[R] GLM function with poisson distribution

Wed Jan 26 10:20:47 CET 2005

On Wed, Jan 26, 2005 at 01:39:36AM +0100, Peter Dalgaard wrote:
> Thomas Lumley <tlumley at u.washington.edu> writes:
> 
> > On Tue, 25 Jan 2005, Florian Menzel wrote:
> > 
> > > Hello all,
> > > I found a weird result of the GLM function that seems
> > > to be a bug.
> > 
> > No, the problem is that you are using the Wald test when the mle is
> > infinite, which is always going to be unreliable.  It's even worse
> > because you are using data that couldn't really have come from a
> > Poisson distribution (because for a=1 you have mean 3 and variance 0).
> 
> Actually, that's rather immaterial. 

Right. For the Hauck[sic]-Donner effect. This two-sample problem admits a
two-dimensional sufficient statistic, the totals in the two groups. In this
example Xtot = 0, Ytot = 24. So the problem is reduced to: Given two
independent Poisson observations X = 0 and Y = 24, can they possibly come
from the same distribution?

Thomas' observation is relevant from a practical point of view; by
reducing data to sufficient statistics, we lose the possibility to check
model assumptions, here the iid (within groups) Poisson distribution.

> Try it with
> 
> b=c(rep(0,8),rmultinom(1,24,rep(1/8,8))) 

This is the conditional distribution, given the sufficient statistic.

> or even
> 
> b=c(rep(0,8),rpois(8,3))

This is the unconditional distribution, given that the parameter is
equal to the mle.

> (in the former case, notice that the LRT is constant).

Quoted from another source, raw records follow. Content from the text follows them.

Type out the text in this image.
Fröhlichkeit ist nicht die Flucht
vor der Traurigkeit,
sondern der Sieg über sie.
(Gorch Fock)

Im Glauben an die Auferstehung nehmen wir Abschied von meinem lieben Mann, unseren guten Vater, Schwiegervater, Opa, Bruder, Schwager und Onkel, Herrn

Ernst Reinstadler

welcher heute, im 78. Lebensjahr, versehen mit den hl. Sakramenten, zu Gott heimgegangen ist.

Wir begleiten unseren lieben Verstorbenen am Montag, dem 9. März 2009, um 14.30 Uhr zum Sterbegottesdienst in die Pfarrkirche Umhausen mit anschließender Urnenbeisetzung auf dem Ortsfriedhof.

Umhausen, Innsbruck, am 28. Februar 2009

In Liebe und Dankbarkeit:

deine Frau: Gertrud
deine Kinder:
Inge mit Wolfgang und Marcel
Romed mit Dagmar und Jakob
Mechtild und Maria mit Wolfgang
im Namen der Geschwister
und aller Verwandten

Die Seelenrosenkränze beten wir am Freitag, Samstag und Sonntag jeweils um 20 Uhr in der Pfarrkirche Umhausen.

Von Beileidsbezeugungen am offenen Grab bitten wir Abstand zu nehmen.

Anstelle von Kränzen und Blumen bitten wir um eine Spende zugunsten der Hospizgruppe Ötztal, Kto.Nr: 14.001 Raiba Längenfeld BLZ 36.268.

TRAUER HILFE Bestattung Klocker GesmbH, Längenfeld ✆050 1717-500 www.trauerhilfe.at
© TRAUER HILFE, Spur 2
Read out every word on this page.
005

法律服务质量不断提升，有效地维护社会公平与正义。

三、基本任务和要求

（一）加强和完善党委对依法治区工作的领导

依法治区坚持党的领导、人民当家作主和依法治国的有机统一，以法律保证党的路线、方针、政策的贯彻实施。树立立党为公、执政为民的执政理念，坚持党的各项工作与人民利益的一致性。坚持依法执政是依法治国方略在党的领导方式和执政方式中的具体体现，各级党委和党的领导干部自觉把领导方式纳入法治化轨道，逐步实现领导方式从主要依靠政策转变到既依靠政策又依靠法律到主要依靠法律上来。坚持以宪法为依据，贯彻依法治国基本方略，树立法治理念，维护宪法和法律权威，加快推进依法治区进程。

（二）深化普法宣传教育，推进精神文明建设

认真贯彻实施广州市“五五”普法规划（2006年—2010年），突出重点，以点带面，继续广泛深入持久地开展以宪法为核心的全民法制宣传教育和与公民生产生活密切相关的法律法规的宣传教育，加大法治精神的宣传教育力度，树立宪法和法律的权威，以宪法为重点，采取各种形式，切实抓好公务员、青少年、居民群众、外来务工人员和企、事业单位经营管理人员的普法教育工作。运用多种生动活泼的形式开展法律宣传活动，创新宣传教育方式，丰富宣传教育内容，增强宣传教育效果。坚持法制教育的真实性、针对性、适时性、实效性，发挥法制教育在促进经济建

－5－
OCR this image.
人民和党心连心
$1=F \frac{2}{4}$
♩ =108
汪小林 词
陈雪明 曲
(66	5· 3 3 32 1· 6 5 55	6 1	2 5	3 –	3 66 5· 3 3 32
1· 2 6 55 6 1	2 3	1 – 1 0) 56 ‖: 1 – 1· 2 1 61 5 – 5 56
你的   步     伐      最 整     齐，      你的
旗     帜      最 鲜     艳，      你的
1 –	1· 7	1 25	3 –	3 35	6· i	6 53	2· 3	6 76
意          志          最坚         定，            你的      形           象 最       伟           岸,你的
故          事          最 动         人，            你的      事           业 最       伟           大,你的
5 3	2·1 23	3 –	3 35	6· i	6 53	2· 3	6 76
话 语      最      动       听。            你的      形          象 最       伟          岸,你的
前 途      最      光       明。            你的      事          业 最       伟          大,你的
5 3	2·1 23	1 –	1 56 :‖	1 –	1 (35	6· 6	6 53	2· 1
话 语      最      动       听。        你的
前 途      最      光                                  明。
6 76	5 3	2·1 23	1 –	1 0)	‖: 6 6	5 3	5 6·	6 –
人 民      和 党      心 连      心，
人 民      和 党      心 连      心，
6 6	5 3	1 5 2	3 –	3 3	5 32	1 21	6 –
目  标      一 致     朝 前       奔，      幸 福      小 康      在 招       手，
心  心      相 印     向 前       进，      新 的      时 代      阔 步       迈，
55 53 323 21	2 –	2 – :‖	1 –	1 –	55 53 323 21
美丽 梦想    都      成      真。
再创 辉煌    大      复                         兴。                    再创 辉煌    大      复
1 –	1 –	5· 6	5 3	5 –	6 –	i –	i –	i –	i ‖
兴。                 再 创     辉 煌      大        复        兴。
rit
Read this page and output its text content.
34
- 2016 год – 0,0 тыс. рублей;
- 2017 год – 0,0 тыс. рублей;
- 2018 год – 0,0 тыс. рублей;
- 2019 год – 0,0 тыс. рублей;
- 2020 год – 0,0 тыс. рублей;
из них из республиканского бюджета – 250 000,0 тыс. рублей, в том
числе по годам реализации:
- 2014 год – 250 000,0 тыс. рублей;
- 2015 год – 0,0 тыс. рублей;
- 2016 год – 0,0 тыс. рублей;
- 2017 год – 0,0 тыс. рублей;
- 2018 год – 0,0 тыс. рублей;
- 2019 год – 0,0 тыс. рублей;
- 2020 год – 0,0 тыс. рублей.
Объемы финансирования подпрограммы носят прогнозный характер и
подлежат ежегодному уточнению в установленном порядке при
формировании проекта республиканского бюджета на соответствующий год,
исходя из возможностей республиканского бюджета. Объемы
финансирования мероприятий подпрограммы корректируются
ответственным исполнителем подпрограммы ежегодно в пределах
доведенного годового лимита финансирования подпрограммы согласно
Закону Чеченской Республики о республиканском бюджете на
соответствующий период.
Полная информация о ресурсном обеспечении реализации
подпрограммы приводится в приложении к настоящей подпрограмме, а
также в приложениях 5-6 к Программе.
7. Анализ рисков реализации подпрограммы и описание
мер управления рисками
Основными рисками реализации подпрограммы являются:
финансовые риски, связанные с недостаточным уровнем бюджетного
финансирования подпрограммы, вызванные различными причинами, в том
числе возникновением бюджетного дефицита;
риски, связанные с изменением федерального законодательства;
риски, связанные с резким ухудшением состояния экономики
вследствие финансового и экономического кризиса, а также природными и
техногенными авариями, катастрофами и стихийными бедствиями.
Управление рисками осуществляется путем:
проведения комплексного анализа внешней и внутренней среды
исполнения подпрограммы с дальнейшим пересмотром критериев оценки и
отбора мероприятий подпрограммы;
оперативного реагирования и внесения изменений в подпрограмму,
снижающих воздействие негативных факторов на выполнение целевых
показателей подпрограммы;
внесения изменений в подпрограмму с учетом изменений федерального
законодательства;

because the LRT statistic is a function of data only through the sufficient 
statistic.

What is the "correct" p-value in this case? The exact p-value for the LRT
is hard to calculate (the distribution of the test statistic under the null
depends on thrue, common, unknown  parameter), but
the conditional test, given X+Y, (has certain optimality properties) is
very easy to perform. The p-value is 2 * dbinom(0, 24, 0.5) = 1.192093e-07,
compared to the LRT  8.017e-09. 

Who cares? But suppose the observed value of sufficient statistic was 
(0, 5). Then the two p-values are 0.0625 and 0.00847, respectively, and one
should care. 

Besides the binomial test, you can also use a bootstrap approach, by
simulating iid poisson pairs with mean (X+Y)/2 and calculate the LRT
statistic. For (X, Y) = (0, 5), this results in a p-value of about 0.018
(one million replicates). So, it seems as if the conditional test is too
conservative, and the asymptotics are far too optimistic. I _think_ this is
"common knowledge".  

-- 
 Göran Broström                    tel: +46 90 786 5223
 Department of Statistics          fax: +46 90 786 6614
 Umeå University                   http://www.stat.umu.se/egna/gb/
 SE-90187 Umeå, Sweden             e-mail: gb at stat.umu.se